I’ll leave you with this iconic scene from The Mary Tyler Moore Show.


Thank you for Reading.

*Some Fun Facts*

Producers wanted “someone like Betty White” to play Sue-Anne Nivens. Eventually, someone asked “Why not cast Betty White?”

Reportedly Mary Tyler Moore told the producers she was older than she really was in order to get the role of Laura. This fact was later incorporated in episode The Dick Van Dyke Show: Laura’s Little Lie (1963) in which Rob and Laura have to get re-married in The Dick Van Dyke Show: Very Old Shoes, Very Old Rice (1963) because Laura had lied about her age, telling Rob she was 19 in reality, she was only a 17 year young damsel.

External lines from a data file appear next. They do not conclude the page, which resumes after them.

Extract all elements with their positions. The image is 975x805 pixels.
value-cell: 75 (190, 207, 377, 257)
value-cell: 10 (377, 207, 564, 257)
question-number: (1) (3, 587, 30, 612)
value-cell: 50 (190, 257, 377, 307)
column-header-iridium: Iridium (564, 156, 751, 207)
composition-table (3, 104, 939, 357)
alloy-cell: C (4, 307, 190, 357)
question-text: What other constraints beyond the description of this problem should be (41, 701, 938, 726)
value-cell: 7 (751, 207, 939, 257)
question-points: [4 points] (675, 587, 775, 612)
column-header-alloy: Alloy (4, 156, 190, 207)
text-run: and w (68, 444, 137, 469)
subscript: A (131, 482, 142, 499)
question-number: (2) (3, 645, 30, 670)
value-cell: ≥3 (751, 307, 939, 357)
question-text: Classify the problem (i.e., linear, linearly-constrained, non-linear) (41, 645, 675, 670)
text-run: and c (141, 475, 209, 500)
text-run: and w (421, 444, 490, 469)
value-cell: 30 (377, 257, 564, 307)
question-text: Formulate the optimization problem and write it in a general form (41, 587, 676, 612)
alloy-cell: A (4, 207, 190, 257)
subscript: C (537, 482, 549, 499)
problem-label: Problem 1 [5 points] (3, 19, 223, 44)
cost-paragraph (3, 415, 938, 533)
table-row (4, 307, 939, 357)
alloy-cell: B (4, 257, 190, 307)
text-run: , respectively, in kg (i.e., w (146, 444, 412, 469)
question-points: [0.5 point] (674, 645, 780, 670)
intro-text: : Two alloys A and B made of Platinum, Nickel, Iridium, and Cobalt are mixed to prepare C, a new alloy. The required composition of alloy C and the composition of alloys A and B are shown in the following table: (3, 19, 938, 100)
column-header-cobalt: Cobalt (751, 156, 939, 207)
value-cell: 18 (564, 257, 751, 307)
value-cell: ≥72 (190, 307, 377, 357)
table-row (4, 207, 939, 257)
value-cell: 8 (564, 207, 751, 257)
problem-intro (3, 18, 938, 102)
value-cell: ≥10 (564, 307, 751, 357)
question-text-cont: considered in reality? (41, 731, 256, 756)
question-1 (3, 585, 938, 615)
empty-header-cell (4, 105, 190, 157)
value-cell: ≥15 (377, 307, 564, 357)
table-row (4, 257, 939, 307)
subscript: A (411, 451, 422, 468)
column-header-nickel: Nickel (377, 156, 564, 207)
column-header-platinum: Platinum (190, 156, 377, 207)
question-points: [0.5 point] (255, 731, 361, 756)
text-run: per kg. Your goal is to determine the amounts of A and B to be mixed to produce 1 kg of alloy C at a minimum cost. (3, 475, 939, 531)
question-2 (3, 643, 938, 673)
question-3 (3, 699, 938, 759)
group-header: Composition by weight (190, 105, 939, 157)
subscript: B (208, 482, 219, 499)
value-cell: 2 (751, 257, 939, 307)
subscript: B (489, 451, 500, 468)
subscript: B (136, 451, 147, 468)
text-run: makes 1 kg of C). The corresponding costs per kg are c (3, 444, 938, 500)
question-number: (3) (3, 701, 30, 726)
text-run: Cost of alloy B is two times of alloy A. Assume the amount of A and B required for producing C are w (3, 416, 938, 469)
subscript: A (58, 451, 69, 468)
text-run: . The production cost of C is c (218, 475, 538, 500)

Jack Cassidy was offered the role of Ted Baxter. He turned it down because he didn’t want to be in the supporting cast of a female-led show. Cassidy later guest starred as Ted’s brother.

Dick Van Dyke and Mary Tyler Moore played a married couple so convincingly on the show that many viewers actually thought they were married in real life. They did in fact become very close – “like siblings”, as Dick Van Dyke said – and both admit they had crushes on each other while the show was in production. They have remained close friends ever since.

She could turn the World on with her Smile!